1ピッチ懸垂して踏み跡を下りピナクルへ。ピナクル上の支点だとロープが回収しにくそうなので、すぐ下の支点まで5m懸垂すると、凹状の懸垂支点が悪かったとのことで嶌田さんたちと合流した。続いて2ピッチ懸垂して中央稜核心部のチムニー上の支点まで。次のピッチでは嶌田さんたちが下降した烏帽子スラブ側に続いて降りようとしたが、彼らは50mだったので、45mの我々のロープは足りず、シャントを使って衝立側のテラスまで5mほど登り返した(そのまま衝立側をルート沿いに下降すれば良かったんだよねえ、ガイドさんなのでベストな方に下降するんだろう、とついていったのがまずかった)。このテラスから真下のルンゼ通しに1ピッチ下降して、さらに半ピッチでトラバースの踏み跡に降り立った。
この懸垂下降には順番待ちはあったものの3時間ほどかかってしまった。先に書いた登り返しもそうだし、ザイル回収のときにもハーケンや岩の突起にひっかかったりして二度ほど登り返した。回収時にはザイルをずっと引き続けて、終端側がダラーンと引っかからないように気をつけてはいるんだけど、二人ともロープを新調して間もないことも関係しているのかなあ。
中央稜は二度登っているけれど、どちらも北稜を下降していたので、ルート沿いに降りたのは初めての経験であったし、下降の際には予想以上に下の様子が見えにくく、中央稜も衝立岩なんだもんなぁ… と改めて思ってしまった。しかし、シャントを付けているので懸垂中の登り返しは楽である。
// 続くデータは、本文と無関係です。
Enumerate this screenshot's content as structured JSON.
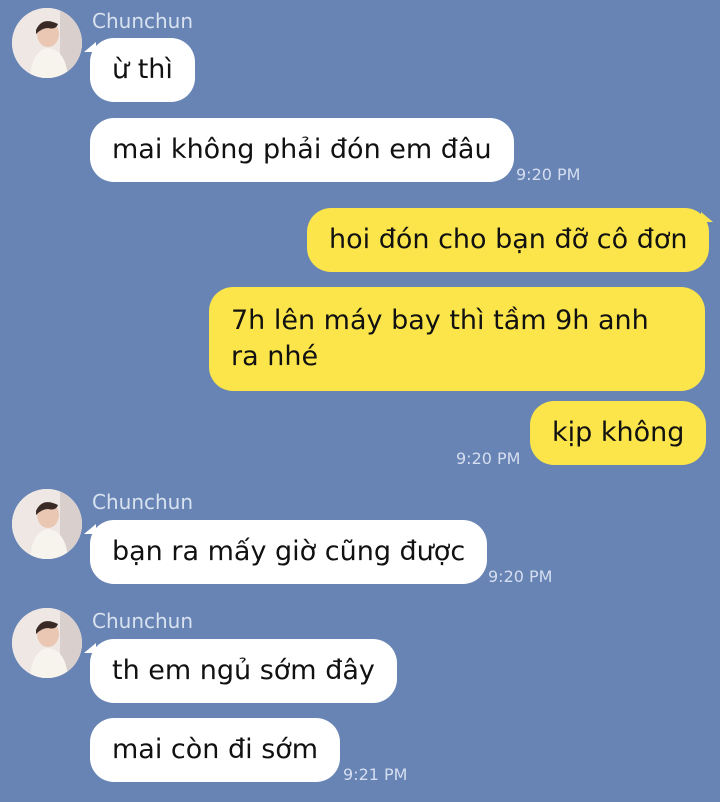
{
  "colors": {
    "background": "#6884b4",
    "incoming_bubble": "#ffffff",
    "outgoing_bubble": "#fbe54a",
    "meta_text": "#d5def0"
  },
  "messages": [
    {
      "sender": "Chunchun",
      "avatar": "user-avatar",
      "bubbles": [
        "ừ thì",
        "mai không phải đón em đâu"
      ],
      "time": "9:20 PM"
    },
    {
      "sender": "me",
      "bubbles": [
        "hoi đón cho bạn đỡ cô đơn",
        "7h lên máy bay thì tầm 9h anh ra nhé",
        "kịp không"
      ],
      "time": "9:20 PM"
    },
    {
      "sender": "Chunchun",
      "avatar": "user-avatar",
      "bubbles": [
        "bạn ra mấy giờ cũng được"
      ],
      "time": "9:20 PM"
    },
    {
      "sender": "Chunchun",
      "avatar": "user-avatar",
      "bubbles": [
        "th em ngủ sớm đây",
        "mai còn đi sớm"
      ],
      "time": "9:21 PM"
    }
  ]
}
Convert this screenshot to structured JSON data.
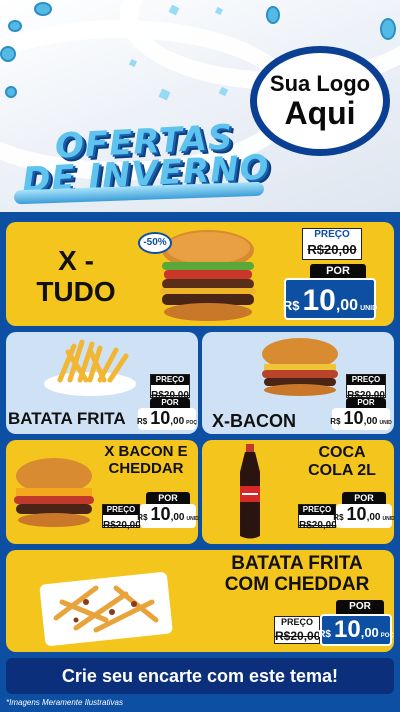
{
  "header": {
    "logo_line1": "Sua Logo",
    "logo_line2": "Aqui",
    "title_line1": "OFERTAS",
    "title_line2": "DE INVERNO"
  },
  "labels": {
    "preco": "PREÇO",
    "por": "POR",
    "rs": "R$",
    "unid": "UNID",
    "poc": "POÇ"
  },
  "products": {
    "xtudo": {
      "name_line1": "X -",
      "name_line2": "TUDO",
      "discount": "-50%",
      "old_price": "R$20,00",
      "price_int": "10",
      "price_cents": ",00"
    },
    "batata": {
      "name": "BATATA FRITA",
      "old_price": "R$20,00",
      "price_int": "10",
      "price_cents": ",00"
    },
    "xbacon": {
      "name": "X-BACON",
      "old_price": "R$20,00",
      "price_int": "10",
      "price_cents": ",00"
    },
    "xbc": {
      "name_line1": "X BACON E",
      "name_line2": "CHEDDAR",
      "old_price": "R$20,00",
      "price_int": "10",
      "price_cents": ",00"
    },
    "coca": {
      "name_line1": "COCA",
      "name_line2": "COLA 2L",
      "old_price": "R$20,00",
      "price_int": "10",
      "price_cents": ",00"
    },
    "batata_cheddar": {
      "name_line1": "BATATA FRITA",
      "name_line2": "COM CHEDDAR",
      "old_price": "R$20,00",
      "price_int": "10",
      "price_cents": ",00"
    }
  },
  "cta": "Crie seu encarte com este tema!",
  "footnote": "*Imagens Meramente Ilustrativas",
  "colors": {
    "brand_blue": "#0d4fa3",
    "yellow": "#f4c51c",
    "light_blue": "#cfe2f5"
  }
}
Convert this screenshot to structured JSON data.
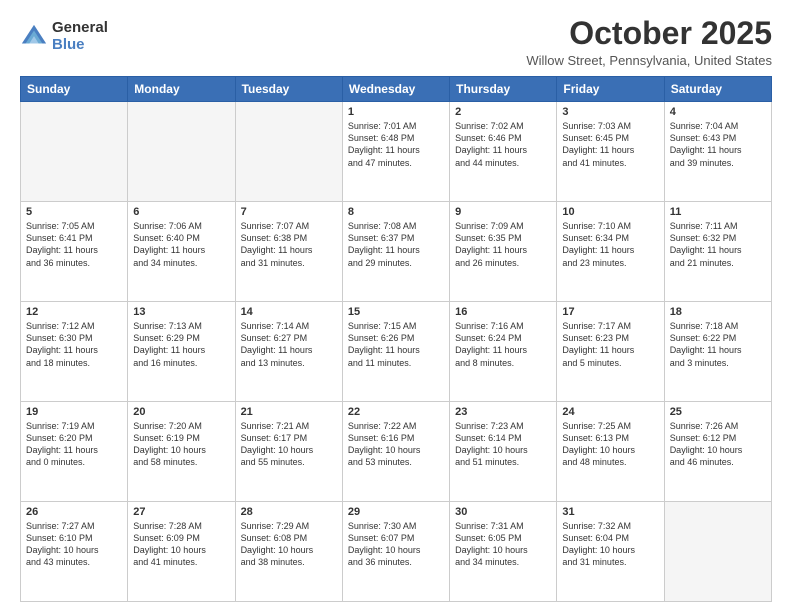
{
  "header": {
    "logo_general": "General",
    "logo_blue": "Blue",
    "month_title": "October 2025",
    "location": "Willow Street, Pennsylvania, United States"
  },
  "days_of_week": [
    "Sunday",
    "Monday",
    "Tuesday",
    "Wednesday",
    "Thursday",
    "Friday",
    "Saturday"
  ],
  "weeks": [
    [
      {
        "day": "",
        "info": ""
      },
      {
        "day": "",
        "info": ""
      },
      {
        "day": "",
        "info": ""
      },
      {
        "day": "1",
        "info": "Sunrise: 7:01 AM\nSunset: 6:48 PM\nDaylight: 11 hours\nand 47 minutes."
      },
      {
        "day": "2",
        "info": "Sunrise: 7:02 AM\nSunset: 6:46 PM\nDaylight: 11 hours\nand 44 minutes."
      },
      {
        "day": "3",
        "info": "Sunrise: 7:03 AM\nSunset: 6:45 PM\nDaylight: 11 hours\nand 41 minutes."
      },
      {
        "day": "4",
        "info": "Sunrise: 7:04 AM\nSunset: 6:43 PM\nDaylight: 11 hours\nand 39 minutes."
      }
    ],
    [
      {
        "day": "5",
        "info": "Sunrise: 7:05 AM\nSunset: 6:41 PM\nDaylight: 11 hours\nand 36 minutes."
      },
      {
        "day": "6",
        "info": "Sunrise: 7:06 AM\nSunset: 6:40 PM\nDaylight: 11 hours\nand 34 minutes."
      },
      {
        "day": "7",
        "info": "Sunrise: 7:07 AM\nSunset: 6:38 PM\nDaylight: 11 hours\nand 31 minutes."
      },
      {
        "day": "8",
        "info": "Sunrise: 7:08 AM\nSunset: 6:37 PM\nDaylight: 11 hours\nand 29 minutes."
      },
      {
        "day": "9",
        "info": "Sunrise: 7:09 AM\nSunset: 6:35 PM\nDaylight: 11 hours\nand 26 minutes."
      },
      {
        "day": "10",
        "info": "Sunrise: 7:10 AM\nSunset: 6:34 PM\nDaylight: 11 hours\nand 23 minutes."
      },
      {
        "day": "11",
        "info": "Sunrise: 7:11 AM\nSunset: 6:32 PM\nDaylight: 11 hours\nand 21 minutes."
      }
    ],
    [
      {
        "day": "12",
        "info": "Sunrise: 7:12 AM\nSunset: 6:30 PM\nDaylight: 11 hours\nand 18 minutes."
      },
      {
        "day": "13",
        "info": "Sunrise: 7:13 AM\nSunset: 6:29 PM\nDaylight: 11 hours\nand 16 minutes."
      },
      {
        "day": "14",
        "info": "Sunrise: 7:14 AM\nSunset: 6:27 PM\nDaylight: 11 hours\nand 13 minutes."
      },
      {
        "day": "15",
        "info": "Sunrise: 7:15 AM\nSunset: 6:26 PM\nDaylight: 11 hours\nand 11 minutes."
      },
      {
        "day": "16",
        "info": "Sunrise: 7:16 AM\nSunset: 6:24 PM\nDaylight: 11 hours\nand 8 minutes."
      },
      {
        "day": "17",
        "info": "Sunrise: 7:17 AM\nSunset: 6:23 PM\nDaylight: 11 hours\nand 5 minutes."
      },
      {
        "day": "18",
        "info": "Sunrise: 7:18 AM\nSunset: 6:22 PM\nDaylight: 11 hours\nand 3 minutes."
      }
    ],
    [
      {
        "day": "19",
        "info": "Sunrise: 7:19 AM\nSunset: 6:20 PM\nDaylight: 11 hours\nand 0 minutes."
      },
      {
        "day": "20",
        "info": "Sunrise: 7:20 AM\nSunset: 6:19 PM\nDaylight: 10 hours\nand 58 minutes."
      },
      {
        "day": "21",
        "info": "Sunrise: 7:21 AM\nSunset: 6:17 PM\nDaylight: 10 hours\nand 55 minutes."
      },
      {
        "day": "22",
        "info": "Sunrise: 7:22 AM\nSunset: 6:16 PM\nDaylight: 10 hours\nand 53 minutes."
      },
      {
        "day": "23",
        "info": "Sunrise: 7:23 AM\nSunset: 6:14 PM\nDaylight: 10 hours\nand 51 minutes."
      },
      {
        "day": "24",
        "info": "Sunrise: 7:25 AM\nSunset: 6:13 PM\nDaylight: 10 hours\nand 48 minutes."
      },
      {
        "day": "25",
        "info": "Sunrise: 7:26 AM\nSunset: 6:12 PM\nDaylight: 10 hours\nand 46 minutes."
      }
    ],
    [
      {
        "day": "26",
        "info": "Sunrise: 7:27 AM\nSunset: 6:10 PM\nDaylight: 10 hours\nand 43 minutes."
      },
      {
        "day": "27",
        "info": "Sunrise: 7:28 AM\nSunset: 6:09 PM\nDaylight: 10 hours\nand 41 minutes."
      },
      {
        "day": "28",
        "info": "Sunrise: 7:29 AM\nSunset: 6:08 PM\nDaylight: 10 hours\nand 38 minutes."
      },
      {
        "day": "29",
        "info": "Sunrise: 7:30 AM\nSunset: 6:07 PM\nDaylight: 10 hours\nand 36 minutes."
      },
      {
        "day": "30",
        "info": "Sunrise: 7:31 AM\nSunset: 6:05 PM\nDaylight: 10 hours\nand 34 minutes."
      },
      {
        "day": "31",
        "info": "Sunrise: 7:32 AM\nSunset: 6:04 PM\nDaylight: 10 hours\nand 31 minutes."
      },
      {
        "day": "",
        "info": ""
      }
    ]
  ]
}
とにかく、テールリッジを下降して、雪渓の上に降りた時にはもう懸垂下降しなくていいんだってホッとした。しかしながら、谷川岳では毎度毎度来るたびに勉強させてもらってます。ちょこちょこと反省点があるので、今年の間にまた、中央稜から下降してみようよ。今度は大丈夫だ。
「凹状岩壁は素敵なルート!」
ゴールデンウィークも終わり、雪山装備も片付けて、次は岩だなあ… と「日本の岩場」を眺めている時に突然「そうだ!凹状岩壁を登ろう!」と思った。凹状岩壁と言えば初登が冬期であるし、その名の通り凹状ということもあり、ガレて薄暗くて落石が多い、というイメージがあって今までは何となく敬遠していた。しかし、予想とは全く違って(自分の勝手なイメージでした、反省…)、フェース、スラブ、小ハング、凹角、ルンゼ、クラック、草付など何でもありで、とても素敵なルートで、私たちのお勧めルートに名前を載せました。
どうして突然登りたくなったのだろうか… と考えてみると、松本龍雄さんの名前が最近頭の中にあったことが関係しているかもしれない。なぜなら、玉ちゃんがこのところ松本さんの話を何度もしていたのと、貸してくれた雲表倶楽部のOB会報の三つ峠ルート調査報告の中に松本さんの報告があり、その中に堀田さんの名前も出てくるのだ。
とすれば、凹状を登るきっかけになったのは、三ッ峠と堀田さんと松本龍雄さんなのかな。